Livonia, Mich.-based Trinity Health System has also taken IT systems offline, including its EHR system. A spokesperson from Trinity told NBC.

CommonSpirit Health is managing an IT security incident affecting some of its facilities in multiple regions, the company said in a statement to Fierce Healthcare.

The number of facilities affected is still undisclosed as is the security of patient data following the incident which reportedly began Monday.

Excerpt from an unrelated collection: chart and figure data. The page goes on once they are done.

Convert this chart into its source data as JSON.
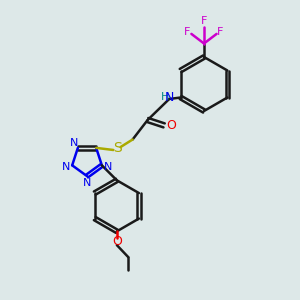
{
  "bg_color": "#dde8e8",
  "bond_color": "#1a1a1a",
  "N_color": "#0000ee",
  "O_color": "#ee0000",
  "S_color": "#aaaa00",
  "F_color": "#cc00cc",
  "H_color": "#008888",
  "line_width": 1.8,
  "dbo": 0.07,
  "xlim": [
    0,
    10
  ],
  "ylim": [
    0,
    10
  ]
}
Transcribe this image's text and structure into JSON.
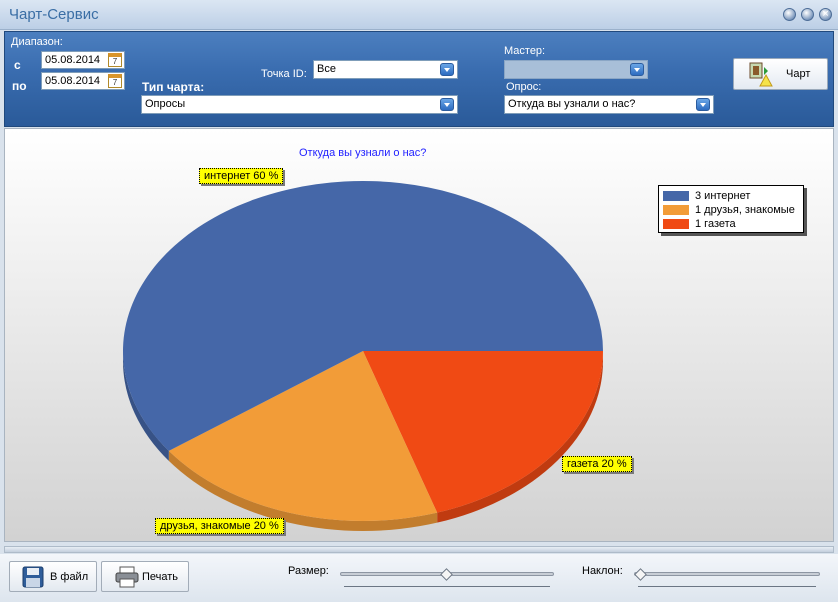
{
  "window": {
    "title": "Чарт-Сервис"
  },
  "toolbar": {
    "range_label": "Диапазон:",
    "from_label": "с",
    "to_label": "по",
    "date_from": "05.08.2014",
    "date_to": "05.08.2014",
    "calendar_glyph": "7",
    "point_id_label": "Точка ID:",
    "point_id_value": "Все",
    "chart_type_label": "Тип чарта:",
    "chart_type_value": "Опросы",
    "master_label": "Мастер:",
    "master_value": "",
    "poll_label": "Опрос:",
    "poll_value": "Откуда вы узнали о нас?",
    "chart_button_label": "Чарт"
  },
  "chart_data": {
    "type": "pie",
    "title": "Откуда вы узнали о нас?",
    "slices": [
      {
        "name": "интернет",
        "count": 3,
        "percent": 60,
        "color": "#4567a8",
        "label": "интернет 60 %"
      },
      {
        "name": "друзья, знакомые",
        "count": 1,
        "percent": 20,
        "color": "#f29c38",
        "label": "друзья, знакомые 20 %"
      },
      {
        "name": "газета",
        "count": 1,
        "percent": 20,
        "color": "#f04a14",
        "label": "газета 20 %"
      }
    ],
    "legend": [
      {
        "text": "3 интернет",
        "color": "#4567a8"
      },
      {
        "text": "1 друзья, знакомые",
        "color": "#f29c38"
      },
      {
        "text": "1 газета",
        "color": "#f04a14"
      }
    ],
    "legend_placement": "top-right"
  },
  "bottom": {
    "save_label": "В файл",
    "print_label": "Печать",
    "size_label": "Размер:",
    "tilt_label": "Наклон:",
    "size_value": 0.5,
    "tilt_value": 0.0
  }
}
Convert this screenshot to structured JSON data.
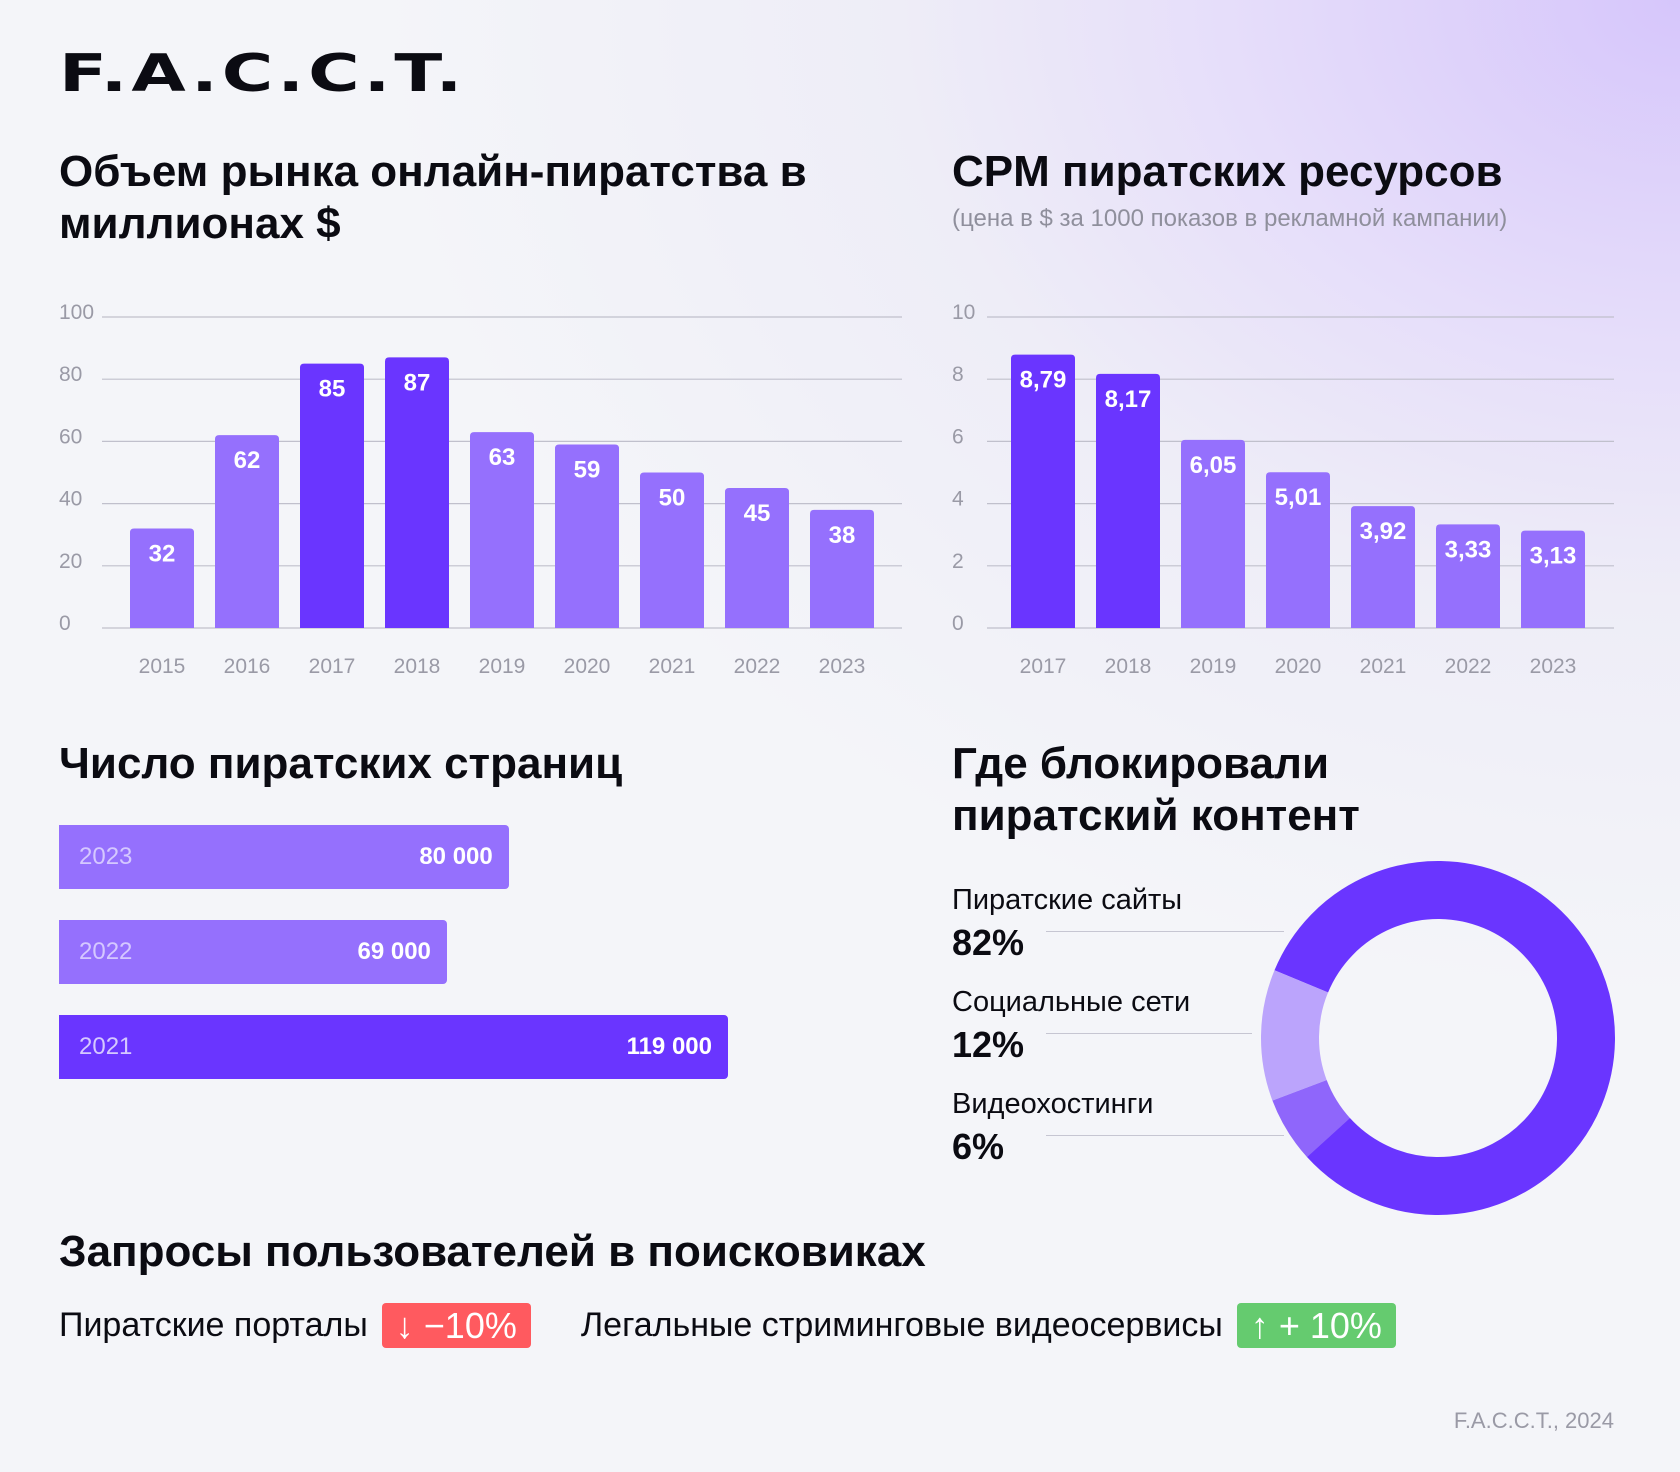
{
  "brand": {
    "logo": "F.A.C.C.T.",
    "footer": "F.A.C.C.T., 2024"
  },
  "colors": {
    "dark": "#6a35ff",
    "light": "#9570fd",
    "pale": "#bba4fc",
    "medium": "#8f66fb",
    "down": "#ff5a5f",
    "up": "#65cb6f"
  },
  "chart_data": [
    {
      "type": "bar",
      "title": "Объем рынка онлайн-пиратства в миллионах $",
      "categories": [
        "2015",
        "2016",
        "2017",
        "2018",
        "2019",
        "2020",
        "2021",
        "2022",
        "2023"
      ],
      "values": [
        32,
        62,
        85,
        87,
        63,
        59,
        50,
        45,
        38
      ],
      "labels": [
        "32",
        "62",
        "85",
        "87",
        "63",
        "59",
        "50",
        "45",
        "38"
      ],
      "highlight": [
        "2017",
        "2018"
      ],
      "ylim": [
        0,
        100
      ],
      "yticks": [
        "0",
        "20",
        "40",
        "60",
        "80",
        "100"
      ],
      "grid": true
    },
    {
      "type": "bar",
      "title": "CPM пиратских ресурсов",
      "subtitle": "(цена в $ за 1000 показов в рекламной кампании)",
      "categories": [
        "2017",
        "2018",
        "2019",
        "2020",
        "2021",
        "2022",
        "2023"
      ],
      "values": [
        8.79,
        8.17,
        6.05,
        5.01,
        3.92,
        3.33,
        3.13
      ],
      "labels": [
        "8,79",
        "8,17",
        "6,05",
        "5,01",
        "3,92",
        "3,33",
        "3,13"
      ],
      "highlight": [
        "2017",
        "2018"
      ],
      "ylim": [
        0,
        10
      ],
      "yticks": [
        "0",
        "2",
        "4",
        "6",
        "8",
        "10"
      ],
      "grid": true
    },
    {
      "type": "bar",
      "orientation": "horizontal",
      "title": "Число пиратских страниц",
      "categories": [
        "2023",
        "2022",
        "2021"
      ],
      "values": [
        80000,
        69000,
        119000
      ],
      "labels": [
        "80 000",
        "69 000",
        "119 000"
      ],
      "highlight": [
        "2021"
      ]
    },
    {
      "type": "pie",
      "donut": true,
      "title": "Где блокировали пиратский контент",
      "slices": [
        {
          "label": "Пиратские сайты",
          "value": 82,
          "text": "82%"
        },
        {
          "label": "Социальные сети",
          "value": 12,
          "text": "12%"
        },
        {
          "label": "Видеохостинги",
          "value": 6,
          "text": "6%"
        }
      ]
    }
  ],
  "search": {
    "title": "Запросы пользователей в поисковиках",
    "items": [
      {
        "label": "Пиратские порталы",
        "change": "−10%",
        "icon": "arrow-down-icon"
      },
      {
        "label": "Легальные стриминговые видеосервисы",
        "change": "+ 10%",
        "icon": "arrow-up-icon"
      }
    ]
  }
}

“As a result of this incident, we have rescheduled some patient appointments in some of our communities,” CommonSpirit’s statement said. “Patients will be contacted directly by their provider and/or care facility if their appointment is impacted.”

The Chicago-based health system is one of the largest in the country, operating 142 hospitals and over 2,200 sites of care within 21 states.

“As a precautionary step we have taken certain IT systems offline, which in some of our divisions includes electronic health record systems and other systems,” the statement said. “Our facilities are following existing protocols for system outages and taking steps to minimize the disruption.”

CommonSpirit’s Nebraska-based subsidiary CHI Health has reported outages in all of its Omaha hospitals—Lakeside Hospital, Creighton University Medical Center, Bergan Mercy and Immanuel Medical Center.

Two CHI Health hospitals in Chattanooga, Tennessee, moved some systems offline including electronic health records, according to a statement from CHI Memorial.

The Seattle-based Virginia Mason Franciscan Health has also reported being impacted by the outage. VMFH operates hospitals and clinics in the Puget Sound region, including St. Joseph Medical Center in Tacoma. Patients were reportedly unable to access the online patient portal, MyChart.

“We take our responsibility to ensure the privacy of our patients and IT security very seriously,” the statement said.  

CommonSpirit is one of many notable nonprofit health systems reporting significant losses for the most recent fiscal year. The health system, which was formed in a 2019 merger of Catholic Health Initiatives and Dignity Health, reported $1.85 billion in losses in 2022.

The Catholic organization recently appointed Wright Lassiter, formerly of Henry Ford Health, as its new CEO and successor to Lloyd Dean.